Tim frunció los labios y luego los entreabrió.

– No lo sé -respondió.

Tannino carraspeó y escudriñó el suelo.

– Sí. Era de imaginar -dijo.

– ¿Hay algún modo de que…? -preguntó Tim.

– ¿Cómo dices, hijo?

– ¿Hay algún modo de que pongamos a uno de los nuestros a investigar el caso de mi hija? Los detectives a cargo del asunto no están… -Se interrumpió, incapaz de mirar a Tannino a los ojos.

– No podemos dedicar los recursos de nuestra oficina a un caso personal, Rackley. No es nuestro estilo.
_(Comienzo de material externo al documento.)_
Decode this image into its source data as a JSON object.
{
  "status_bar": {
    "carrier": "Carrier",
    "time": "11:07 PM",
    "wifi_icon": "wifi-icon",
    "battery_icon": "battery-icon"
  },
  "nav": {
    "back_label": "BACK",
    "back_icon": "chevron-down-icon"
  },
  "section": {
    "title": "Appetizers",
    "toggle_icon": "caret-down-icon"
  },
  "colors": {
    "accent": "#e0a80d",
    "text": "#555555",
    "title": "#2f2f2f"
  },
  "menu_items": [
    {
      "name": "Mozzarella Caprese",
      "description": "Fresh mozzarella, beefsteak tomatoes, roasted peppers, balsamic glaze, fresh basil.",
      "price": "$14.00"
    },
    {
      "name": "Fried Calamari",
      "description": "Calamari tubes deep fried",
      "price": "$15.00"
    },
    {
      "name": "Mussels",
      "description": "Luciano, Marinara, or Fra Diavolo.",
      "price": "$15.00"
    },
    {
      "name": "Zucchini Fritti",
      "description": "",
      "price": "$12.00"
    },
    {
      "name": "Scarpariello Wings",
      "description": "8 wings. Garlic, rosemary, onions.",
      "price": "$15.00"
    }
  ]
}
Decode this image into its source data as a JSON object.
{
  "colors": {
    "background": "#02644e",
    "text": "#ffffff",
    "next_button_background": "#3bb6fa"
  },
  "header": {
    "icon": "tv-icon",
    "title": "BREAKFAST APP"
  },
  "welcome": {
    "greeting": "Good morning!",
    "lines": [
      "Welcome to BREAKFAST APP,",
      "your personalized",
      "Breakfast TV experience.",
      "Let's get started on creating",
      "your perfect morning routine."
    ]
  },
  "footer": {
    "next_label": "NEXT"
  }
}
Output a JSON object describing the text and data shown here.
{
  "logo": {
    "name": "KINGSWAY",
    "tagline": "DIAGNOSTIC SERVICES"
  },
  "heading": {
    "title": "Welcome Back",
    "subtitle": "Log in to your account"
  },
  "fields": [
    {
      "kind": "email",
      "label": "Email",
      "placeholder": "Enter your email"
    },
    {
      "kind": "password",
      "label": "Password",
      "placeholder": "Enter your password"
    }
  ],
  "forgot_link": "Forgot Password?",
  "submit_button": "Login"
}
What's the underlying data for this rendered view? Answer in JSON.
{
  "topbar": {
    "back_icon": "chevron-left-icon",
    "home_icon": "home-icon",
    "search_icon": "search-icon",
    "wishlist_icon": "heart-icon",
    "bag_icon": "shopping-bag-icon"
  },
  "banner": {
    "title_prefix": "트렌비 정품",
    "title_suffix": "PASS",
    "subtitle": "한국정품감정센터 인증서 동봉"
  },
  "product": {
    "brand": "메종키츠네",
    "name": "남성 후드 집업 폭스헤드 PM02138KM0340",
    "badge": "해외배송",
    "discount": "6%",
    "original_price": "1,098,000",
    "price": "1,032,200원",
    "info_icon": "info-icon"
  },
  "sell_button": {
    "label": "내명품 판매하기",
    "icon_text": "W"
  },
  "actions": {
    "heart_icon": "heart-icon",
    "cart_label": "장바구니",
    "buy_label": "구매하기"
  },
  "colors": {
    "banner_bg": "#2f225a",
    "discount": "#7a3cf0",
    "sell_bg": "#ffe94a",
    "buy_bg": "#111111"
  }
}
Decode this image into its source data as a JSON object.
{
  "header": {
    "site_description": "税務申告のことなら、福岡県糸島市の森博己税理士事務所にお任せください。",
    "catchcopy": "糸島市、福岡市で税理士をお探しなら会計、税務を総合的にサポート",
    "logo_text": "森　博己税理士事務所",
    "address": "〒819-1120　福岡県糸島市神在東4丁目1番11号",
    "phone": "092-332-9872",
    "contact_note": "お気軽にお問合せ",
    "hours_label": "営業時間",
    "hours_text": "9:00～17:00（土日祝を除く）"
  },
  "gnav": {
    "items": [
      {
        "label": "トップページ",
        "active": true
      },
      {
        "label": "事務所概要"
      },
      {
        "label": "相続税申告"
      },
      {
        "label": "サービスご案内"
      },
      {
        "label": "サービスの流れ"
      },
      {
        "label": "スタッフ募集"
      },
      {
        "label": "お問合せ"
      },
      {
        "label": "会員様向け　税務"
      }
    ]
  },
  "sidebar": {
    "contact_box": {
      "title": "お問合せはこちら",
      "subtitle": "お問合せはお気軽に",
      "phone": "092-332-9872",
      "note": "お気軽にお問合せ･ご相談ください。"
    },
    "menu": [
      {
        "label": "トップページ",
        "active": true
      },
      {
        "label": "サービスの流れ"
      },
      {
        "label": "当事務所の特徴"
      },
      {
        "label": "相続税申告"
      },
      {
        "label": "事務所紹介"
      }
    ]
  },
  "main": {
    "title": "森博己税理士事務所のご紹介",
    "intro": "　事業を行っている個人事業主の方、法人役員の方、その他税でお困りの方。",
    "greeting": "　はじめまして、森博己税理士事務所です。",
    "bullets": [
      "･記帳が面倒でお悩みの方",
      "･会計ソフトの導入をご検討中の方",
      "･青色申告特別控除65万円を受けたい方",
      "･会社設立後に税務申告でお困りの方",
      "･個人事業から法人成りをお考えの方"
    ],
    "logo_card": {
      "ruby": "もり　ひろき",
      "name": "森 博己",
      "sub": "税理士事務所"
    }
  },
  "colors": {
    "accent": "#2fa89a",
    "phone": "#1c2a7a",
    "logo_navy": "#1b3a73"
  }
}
No deberías pedirme algo así.

Tim enrojeció.

– Es verdad. Tiene razón. Lo siento. -Se incorporó de la camilla-. ¿Puedo irme?

– Preferiría mantenerte un rato más apartado de los periodistas. Ha habido tres muertos en un tiroteo, y esto va a ser un circo. Tendremos que ser muy metódicos. -Miró a Tim como si no estuviera seguro de que éste lo entendía-. Además, tu abogado de la Asociación de Agentes de Organismos Federales viene de camino. Él te ayudará con la declaración; asegúrate de estar bien preparado.

– De acuerdo -dijo Tim-. Gracias.

– Lamento toda esta mierda. Así funciona el asunto hoy en día. Nos encargaremos de cubrir todas las bases. Un tiroteo sucio no puede convertirse en un tiroteo limpio, pero un tiroteo limpio sí puede convertirse en uno sucio.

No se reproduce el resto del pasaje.